Aber in dem Gefühl von Fremdheit und Distanz lag Sicherheit. Anders hätte die Gefahr bestanden, dass das Undenkbare sich in ihre Gedanken gedrängt hätte.
Sie sagte ruhig: »Zieh dich an, Adrian. Wir fahren in die Stadt. Wir müssen uns einen Anwalt nehmen und haben wenig Zeit.«
»Ich schlafwandle«, sagte er, und endlich klang er wenigstens halbwegs erschüttert. »Ich tue alles Mögliche.«
»Darüber brauchen wir gerade jetzt wirklich nicht zu diskutieren.«
Nach dem Gespräch im Hotelzimmer trennten sich St. James und Deborah. Sie würde festzustellen versuchen, ob es einen zweiten deutschen Ring wie den gab, den sie in der Bucht gefunden hatten. Er würde Guy Brouards Erben aufsuchen. Beider Ziel war im Wesentlichen dasselbe - ein Motiv für den Mord zu finden.

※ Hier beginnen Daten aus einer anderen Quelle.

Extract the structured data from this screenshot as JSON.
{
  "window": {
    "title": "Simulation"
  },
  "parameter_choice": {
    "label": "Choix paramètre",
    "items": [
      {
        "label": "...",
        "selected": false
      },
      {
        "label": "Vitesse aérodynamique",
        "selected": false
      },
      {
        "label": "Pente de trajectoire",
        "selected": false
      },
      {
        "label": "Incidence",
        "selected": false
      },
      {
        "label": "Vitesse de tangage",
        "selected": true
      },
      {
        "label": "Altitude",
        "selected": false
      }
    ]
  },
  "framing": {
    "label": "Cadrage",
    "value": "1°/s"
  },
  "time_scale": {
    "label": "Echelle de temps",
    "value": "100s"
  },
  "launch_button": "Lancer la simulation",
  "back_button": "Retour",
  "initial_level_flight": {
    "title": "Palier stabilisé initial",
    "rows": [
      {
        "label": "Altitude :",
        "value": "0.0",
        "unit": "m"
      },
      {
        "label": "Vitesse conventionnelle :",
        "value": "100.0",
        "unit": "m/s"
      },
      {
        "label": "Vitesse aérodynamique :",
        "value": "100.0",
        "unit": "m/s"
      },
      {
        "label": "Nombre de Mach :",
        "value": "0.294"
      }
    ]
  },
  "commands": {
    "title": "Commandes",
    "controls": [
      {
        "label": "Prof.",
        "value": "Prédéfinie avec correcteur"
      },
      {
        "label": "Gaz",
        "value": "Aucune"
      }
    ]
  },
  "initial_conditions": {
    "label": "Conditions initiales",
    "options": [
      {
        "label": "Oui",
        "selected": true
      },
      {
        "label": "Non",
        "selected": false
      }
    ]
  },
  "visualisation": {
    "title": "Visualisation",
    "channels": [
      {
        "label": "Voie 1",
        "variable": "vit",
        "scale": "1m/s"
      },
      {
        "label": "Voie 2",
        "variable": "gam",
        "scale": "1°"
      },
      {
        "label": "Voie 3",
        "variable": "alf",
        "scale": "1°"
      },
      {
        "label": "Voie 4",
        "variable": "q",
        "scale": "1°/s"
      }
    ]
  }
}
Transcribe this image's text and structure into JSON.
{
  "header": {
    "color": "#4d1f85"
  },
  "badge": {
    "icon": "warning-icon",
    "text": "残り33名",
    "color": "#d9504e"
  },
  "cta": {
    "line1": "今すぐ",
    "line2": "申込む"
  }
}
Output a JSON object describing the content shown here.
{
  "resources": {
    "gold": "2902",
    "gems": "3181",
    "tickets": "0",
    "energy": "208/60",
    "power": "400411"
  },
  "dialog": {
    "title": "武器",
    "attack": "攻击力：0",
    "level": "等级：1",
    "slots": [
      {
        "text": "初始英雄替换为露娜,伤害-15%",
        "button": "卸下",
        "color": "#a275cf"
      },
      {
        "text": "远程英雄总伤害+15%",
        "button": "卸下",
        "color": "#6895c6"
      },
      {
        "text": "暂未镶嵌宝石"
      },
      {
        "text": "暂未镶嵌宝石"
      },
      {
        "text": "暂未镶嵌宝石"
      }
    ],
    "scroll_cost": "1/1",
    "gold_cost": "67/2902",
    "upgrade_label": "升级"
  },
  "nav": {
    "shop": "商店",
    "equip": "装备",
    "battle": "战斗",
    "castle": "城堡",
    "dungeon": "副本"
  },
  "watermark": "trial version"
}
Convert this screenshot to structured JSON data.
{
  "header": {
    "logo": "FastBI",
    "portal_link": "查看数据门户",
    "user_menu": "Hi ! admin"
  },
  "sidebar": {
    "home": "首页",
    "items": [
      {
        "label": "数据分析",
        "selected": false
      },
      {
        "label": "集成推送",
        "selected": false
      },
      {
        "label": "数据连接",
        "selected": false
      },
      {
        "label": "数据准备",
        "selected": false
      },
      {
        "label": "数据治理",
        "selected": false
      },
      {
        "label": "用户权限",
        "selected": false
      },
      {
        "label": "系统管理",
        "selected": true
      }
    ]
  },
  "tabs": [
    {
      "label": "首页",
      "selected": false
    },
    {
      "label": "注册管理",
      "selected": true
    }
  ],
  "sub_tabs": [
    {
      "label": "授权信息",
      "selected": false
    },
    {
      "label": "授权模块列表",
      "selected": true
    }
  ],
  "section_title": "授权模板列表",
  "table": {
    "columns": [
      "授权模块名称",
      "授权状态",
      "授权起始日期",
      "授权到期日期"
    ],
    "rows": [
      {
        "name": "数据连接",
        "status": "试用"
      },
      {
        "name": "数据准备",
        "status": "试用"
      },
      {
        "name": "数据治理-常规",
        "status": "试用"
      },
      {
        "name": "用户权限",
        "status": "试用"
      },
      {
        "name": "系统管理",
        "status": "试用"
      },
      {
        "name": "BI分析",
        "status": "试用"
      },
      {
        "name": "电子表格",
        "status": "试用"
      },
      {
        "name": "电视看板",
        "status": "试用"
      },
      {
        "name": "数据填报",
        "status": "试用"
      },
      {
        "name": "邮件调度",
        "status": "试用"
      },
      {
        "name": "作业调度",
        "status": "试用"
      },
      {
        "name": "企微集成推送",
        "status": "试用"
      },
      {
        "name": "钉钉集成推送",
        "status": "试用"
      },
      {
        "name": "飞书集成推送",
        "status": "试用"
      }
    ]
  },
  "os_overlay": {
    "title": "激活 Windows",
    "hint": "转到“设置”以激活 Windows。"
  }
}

Nachdem St. James sich eingestanden hatten, dass die deutlichen Anzeichen für Planung und Vorsatz stark gegen eine Schuld der Geschwister River sprachen, war er damit einverstanden, dass Deborah in Begleitung Cherokees zu Frank Ouseley hinausfuhr, um mit diesem über seine Sammlung von Andenken aus der Besatzungszeit zu sprechen. Wenn man sich's recht überlegte, war sie in Begleitung eines Mannes sicherer, falls sich herausstellen sollte, dass sie mit einem Mörder sprach. Er selbst würde die Besuche bei den Leuten, die von Guy Brouards Testament am meisten profitierten, allein machen.